Blackstone Pulls Plug On Renovations At Its Biggest New York Property After Rent Reform
New York City's biggest owner of rent-stabilized apartments, private equity giant the Blackstone Group, says it is stopping improvements at the 11,000-unit housing complex it bought in 2015.
Blackstone said it is now re-evaluating what to do with the apartments at Stuyvesant Town and Peter Cooper Village in Manhattan's Lower East Side new rent regulation laws, Crain’s New York Business reports.
While Blackstone plans to proceed with improvements required under law — such as fixing leaks and hot water improvements — improvements to the vacant apartments won’t continue and large-scale construction improvements may also be stopped, a source told Crain's.
The new rent regulations, signed into law last month, have been met with a barrage of criticism from the real estate industry. The new legislation significantly reduces landlords' ability to increase rents and remove apartments from regulation.
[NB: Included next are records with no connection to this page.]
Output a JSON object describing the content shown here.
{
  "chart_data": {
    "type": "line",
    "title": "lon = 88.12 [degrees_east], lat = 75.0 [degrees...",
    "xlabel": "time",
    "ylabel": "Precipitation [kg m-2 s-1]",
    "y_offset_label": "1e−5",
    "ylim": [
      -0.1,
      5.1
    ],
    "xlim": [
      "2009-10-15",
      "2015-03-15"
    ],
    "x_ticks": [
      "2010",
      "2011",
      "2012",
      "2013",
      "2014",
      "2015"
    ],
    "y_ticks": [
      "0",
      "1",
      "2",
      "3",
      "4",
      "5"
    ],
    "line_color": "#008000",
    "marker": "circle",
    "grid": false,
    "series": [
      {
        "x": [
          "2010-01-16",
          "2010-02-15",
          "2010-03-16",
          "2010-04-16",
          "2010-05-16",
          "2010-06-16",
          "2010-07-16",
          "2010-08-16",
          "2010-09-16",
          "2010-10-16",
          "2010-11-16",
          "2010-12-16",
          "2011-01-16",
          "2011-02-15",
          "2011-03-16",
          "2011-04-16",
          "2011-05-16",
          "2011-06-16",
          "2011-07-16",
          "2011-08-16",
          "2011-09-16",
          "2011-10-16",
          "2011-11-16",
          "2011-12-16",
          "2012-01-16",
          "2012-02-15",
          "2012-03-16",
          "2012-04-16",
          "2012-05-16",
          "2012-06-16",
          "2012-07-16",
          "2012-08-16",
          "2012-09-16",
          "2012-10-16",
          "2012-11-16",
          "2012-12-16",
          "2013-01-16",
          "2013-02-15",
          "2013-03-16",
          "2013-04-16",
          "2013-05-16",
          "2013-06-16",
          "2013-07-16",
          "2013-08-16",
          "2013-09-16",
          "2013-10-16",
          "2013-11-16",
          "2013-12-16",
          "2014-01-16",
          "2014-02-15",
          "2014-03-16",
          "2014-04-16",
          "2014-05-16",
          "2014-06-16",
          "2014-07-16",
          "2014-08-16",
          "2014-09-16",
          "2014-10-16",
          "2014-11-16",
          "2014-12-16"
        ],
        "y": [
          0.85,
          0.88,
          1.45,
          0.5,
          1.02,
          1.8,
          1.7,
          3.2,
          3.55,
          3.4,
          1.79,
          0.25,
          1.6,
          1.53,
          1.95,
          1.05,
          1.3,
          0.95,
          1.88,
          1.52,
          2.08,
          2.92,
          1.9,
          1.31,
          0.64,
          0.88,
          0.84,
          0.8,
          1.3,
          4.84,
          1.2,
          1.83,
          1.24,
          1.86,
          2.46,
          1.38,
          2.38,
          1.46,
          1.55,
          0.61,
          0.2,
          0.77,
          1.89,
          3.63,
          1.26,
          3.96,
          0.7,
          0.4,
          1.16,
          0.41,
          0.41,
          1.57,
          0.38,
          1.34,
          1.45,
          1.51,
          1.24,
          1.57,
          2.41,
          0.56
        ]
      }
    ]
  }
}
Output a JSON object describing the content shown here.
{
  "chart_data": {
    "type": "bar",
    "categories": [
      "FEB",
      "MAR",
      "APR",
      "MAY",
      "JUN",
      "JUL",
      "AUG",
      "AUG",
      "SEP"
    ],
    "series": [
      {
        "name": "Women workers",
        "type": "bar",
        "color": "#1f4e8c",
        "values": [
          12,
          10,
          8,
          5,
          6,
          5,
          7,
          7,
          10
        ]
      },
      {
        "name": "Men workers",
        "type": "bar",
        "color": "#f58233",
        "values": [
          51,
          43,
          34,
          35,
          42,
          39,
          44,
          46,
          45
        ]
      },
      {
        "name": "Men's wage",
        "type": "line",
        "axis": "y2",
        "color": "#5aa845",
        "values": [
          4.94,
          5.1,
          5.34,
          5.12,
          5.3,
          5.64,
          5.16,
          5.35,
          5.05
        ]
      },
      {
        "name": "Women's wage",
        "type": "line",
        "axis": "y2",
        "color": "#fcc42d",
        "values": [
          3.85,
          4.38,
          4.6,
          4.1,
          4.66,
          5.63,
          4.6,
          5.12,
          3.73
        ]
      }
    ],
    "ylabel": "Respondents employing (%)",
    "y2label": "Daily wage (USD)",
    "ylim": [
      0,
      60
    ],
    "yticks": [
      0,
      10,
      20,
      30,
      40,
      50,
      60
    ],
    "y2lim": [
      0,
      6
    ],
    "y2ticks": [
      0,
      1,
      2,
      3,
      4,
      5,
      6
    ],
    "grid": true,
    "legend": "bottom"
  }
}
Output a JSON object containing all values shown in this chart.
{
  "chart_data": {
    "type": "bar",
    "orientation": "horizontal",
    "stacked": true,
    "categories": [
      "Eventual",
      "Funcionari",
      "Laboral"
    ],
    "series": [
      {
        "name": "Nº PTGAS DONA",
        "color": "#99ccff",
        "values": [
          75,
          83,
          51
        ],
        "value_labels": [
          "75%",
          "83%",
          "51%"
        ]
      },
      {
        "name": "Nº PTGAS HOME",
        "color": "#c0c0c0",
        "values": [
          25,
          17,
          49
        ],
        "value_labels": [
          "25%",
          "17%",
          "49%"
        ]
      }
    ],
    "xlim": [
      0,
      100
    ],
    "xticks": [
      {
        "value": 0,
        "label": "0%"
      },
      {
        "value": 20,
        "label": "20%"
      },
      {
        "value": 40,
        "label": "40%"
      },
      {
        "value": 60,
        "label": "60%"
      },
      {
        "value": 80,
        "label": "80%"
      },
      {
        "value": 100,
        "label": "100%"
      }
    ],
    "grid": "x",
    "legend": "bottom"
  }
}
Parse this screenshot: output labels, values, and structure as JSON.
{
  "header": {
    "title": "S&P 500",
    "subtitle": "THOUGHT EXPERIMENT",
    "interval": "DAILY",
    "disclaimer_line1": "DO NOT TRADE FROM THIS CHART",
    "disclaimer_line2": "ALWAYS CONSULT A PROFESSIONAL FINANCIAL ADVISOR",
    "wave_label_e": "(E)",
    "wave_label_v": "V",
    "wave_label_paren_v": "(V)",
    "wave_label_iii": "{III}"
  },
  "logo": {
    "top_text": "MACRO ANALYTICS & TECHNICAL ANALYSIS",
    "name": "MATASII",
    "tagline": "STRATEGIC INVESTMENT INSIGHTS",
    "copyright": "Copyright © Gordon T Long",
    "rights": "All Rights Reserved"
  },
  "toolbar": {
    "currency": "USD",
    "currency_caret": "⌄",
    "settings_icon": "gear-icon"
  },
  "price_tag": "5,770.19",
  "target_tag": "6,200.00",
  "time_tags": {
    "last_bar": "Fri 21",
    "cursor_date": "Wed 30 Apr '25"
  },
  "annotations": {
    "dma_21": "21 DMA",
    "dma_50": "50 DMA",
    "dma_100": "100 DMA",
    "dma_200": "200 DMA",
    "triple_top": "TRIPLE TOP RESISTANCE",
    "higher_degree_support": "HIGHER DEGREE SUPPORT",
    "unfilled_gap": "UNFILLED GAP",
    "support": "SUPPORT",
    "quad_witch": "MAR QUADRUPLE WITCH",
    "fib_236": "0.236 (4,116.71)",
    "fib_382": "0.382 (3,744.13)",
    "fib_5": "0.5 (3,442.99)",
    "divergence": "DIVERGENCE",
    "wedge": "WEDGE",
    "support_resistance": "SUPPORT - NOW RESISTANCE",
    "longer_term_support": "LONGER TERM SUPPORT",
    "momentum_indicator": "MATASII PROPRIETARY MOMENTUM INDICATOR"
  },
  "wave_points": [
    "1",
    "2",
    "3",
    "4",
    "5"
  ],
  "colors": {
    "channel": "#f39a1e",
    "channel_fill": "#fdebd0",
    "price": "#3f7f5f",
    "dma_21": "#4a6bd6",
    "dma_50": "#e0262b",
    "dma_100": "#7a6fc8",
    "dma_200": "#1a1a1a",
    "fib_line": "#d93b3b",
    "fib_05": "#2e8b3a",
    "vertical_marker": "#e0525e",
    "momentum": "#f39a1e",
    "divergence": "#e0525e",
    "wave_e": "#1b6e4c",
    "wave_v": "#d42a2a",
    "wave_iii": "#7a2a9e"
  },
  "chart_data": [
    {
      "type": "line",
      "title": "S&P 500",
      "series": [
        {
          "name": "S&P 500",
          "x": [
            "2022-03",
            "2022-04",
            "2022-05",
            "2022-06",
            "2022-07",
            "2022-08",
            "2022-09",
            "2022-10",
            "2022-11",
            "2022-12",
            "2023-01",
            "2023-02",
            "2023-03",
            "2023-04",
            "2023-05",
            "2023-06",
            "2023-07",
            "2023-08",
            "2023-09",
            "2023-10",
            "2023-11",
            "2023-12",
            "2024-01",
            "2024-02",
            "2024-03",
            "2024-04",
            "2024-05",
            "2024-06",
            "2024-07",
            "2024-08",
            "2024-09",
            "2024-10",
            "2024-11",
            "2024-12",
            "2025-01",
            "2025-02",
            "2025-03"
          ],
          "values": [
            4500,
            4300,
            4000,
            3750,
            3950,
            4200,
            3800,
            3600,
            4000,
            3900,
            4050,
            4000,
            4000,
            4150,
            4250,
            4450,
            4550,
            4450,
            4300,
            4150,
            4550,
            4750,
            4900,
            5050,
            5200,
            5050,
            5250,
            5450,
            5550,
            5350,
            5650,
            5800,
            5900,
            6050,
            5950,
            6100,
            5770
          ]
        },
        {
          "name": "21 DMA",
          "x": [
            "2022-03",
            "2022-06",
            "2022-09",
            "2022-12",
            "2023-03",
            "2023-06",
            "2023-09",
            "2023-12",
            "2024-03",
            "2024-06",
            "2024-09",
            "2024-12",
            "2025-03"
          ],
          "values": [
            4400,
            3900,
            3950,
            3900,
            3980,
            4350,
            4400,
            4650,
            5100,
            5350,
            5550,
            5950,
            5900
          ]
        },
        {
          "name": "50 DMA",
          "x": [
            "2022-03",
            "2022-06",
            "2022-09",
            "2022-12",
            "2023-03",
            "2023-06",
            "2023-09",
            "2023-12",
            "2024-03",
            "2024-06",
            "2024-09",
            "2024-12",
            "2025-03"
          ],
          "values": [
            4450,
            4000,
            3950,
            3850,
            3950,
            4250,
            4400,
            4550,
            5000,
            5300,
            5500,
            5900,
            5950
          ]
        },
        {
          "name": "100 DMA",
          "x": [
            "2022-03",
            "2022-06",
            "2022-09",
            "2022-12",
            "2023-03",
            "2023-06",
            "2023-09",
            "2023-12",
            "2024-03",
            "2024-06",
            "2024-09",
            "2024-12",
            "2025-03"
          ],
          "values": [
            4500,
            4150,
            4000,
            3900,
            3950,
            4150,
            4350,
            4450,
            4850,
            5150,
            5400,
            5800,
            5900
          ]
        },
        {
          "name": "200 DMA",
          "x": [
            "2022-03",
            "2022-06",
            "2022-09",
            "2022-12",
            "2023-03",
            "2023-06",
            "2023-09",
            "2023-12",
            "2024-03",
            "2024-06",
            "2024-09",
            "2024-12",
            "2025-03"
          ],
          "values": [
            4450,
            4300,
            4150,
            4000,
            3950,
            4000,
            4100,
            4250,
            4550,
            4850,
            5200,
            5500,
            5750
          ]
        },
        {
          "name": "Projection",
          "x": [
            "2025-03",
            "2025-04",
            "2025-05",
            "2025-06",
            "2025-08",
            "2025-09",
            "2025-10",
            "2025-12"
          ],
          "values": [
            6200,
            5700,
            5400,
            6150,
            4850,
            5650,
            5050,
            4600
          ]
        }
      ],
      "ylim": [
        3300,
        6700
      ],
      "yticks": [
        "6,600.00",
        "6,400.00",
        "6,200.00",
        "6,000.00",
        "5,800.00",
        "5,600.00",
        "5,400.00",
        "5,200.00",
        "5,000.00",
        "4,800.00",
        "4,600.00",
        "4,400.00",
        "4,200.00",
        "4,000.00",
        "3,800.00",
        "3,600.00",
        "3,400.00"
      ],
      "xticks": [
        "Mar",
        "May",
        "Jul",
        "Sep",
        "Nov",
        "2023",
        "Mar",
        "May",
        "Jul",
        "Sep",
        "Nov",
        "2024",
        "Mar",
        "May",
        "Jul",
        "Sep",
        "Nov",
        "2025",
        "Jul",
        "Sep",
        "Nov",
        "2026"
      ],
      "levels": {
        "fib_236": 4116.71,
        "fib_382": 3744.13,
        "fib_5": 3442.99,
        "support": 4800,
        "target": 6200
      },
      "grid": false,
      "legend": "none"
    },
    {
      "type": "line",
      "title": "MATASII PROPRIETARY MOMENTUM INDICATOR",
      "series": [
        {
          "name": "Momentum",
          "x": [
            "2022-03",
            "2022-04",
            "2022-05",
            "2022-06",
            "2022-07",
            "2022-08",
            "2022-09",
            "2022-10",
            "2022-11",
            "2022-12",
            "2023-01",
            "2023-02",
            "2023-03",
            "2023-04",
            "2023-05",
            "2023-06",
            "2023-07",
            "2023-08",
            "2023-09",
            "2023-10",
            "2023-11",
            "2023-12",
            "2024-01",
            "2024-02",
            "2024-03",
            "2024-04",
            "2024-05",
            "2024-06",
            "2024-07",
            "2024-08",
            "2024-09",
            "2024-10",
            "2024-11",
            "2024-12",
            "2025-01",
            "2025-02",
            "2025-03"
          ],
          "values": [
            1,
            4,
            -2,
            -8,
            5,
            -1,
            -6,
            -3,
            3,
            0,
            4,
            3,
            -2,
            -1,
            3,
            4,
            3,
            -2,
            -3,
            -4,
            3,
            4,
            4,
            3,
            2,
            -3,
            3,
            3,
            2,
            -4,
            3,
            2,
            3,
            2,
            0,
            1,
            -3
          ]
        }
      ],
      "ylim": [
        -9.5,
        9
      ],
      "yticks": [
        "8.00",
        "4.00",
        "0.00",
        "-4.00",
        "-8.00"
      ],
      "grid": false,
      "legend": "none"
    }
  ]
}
The vacancy bonus — a provision that had allowed landlords to increase rents by as much as 20% when a unit became vacant — has been cut. Landlords who rented a unit for less than they could legally charge are no longer able to raise rents to the full price when leases are renewed.
The Major Capital Improvement and Individual Apartment Improvements programs, which have allowed landlords to pass on the costs of building improvements in rent, have been significantly curtailed.
Members of the real estate community have argued the new laws mean landlords will no longer improve buildings, which will result in a widespread decline in the housing stock in the city. Others have said affordable housing development will be slowed.
“I think the winds are really against building mixed-income rentals,” L+M Development Partners Development Director Tell Metzger said at Bisnow’s Harlem summit last week.
“We are now going back and looking at [some] buildings in our pipeline and saying maybe we should think about this as condominium," Metzger added. "Maybe we should think about this as 100% market-rate. Does this make sense to do as affordable?'"
However, a co-sponsor of the bill, state Sen. Brian Kavanagh, told Bisnow earlier this month the premise that landlords will let their buildings fall into disrepair is “false.”
“We've eliminated the ability to do certain cosmetic changes and we've tightened up oversight, but we believe that we've left a system in place that will allow landlords to invest in their buildings, to make essential investments in the important systems of building and they'll be able to get a reasonable return on those investments,” Kavanagh said.
Blackstone and Ivanhoé Cambridge bought Stuy Town and Peter Cooper Village for $5.3B, one of the largest acquisitions in U.S. history. The rent-regulated complex spans 80 acres and more than 100 buildings.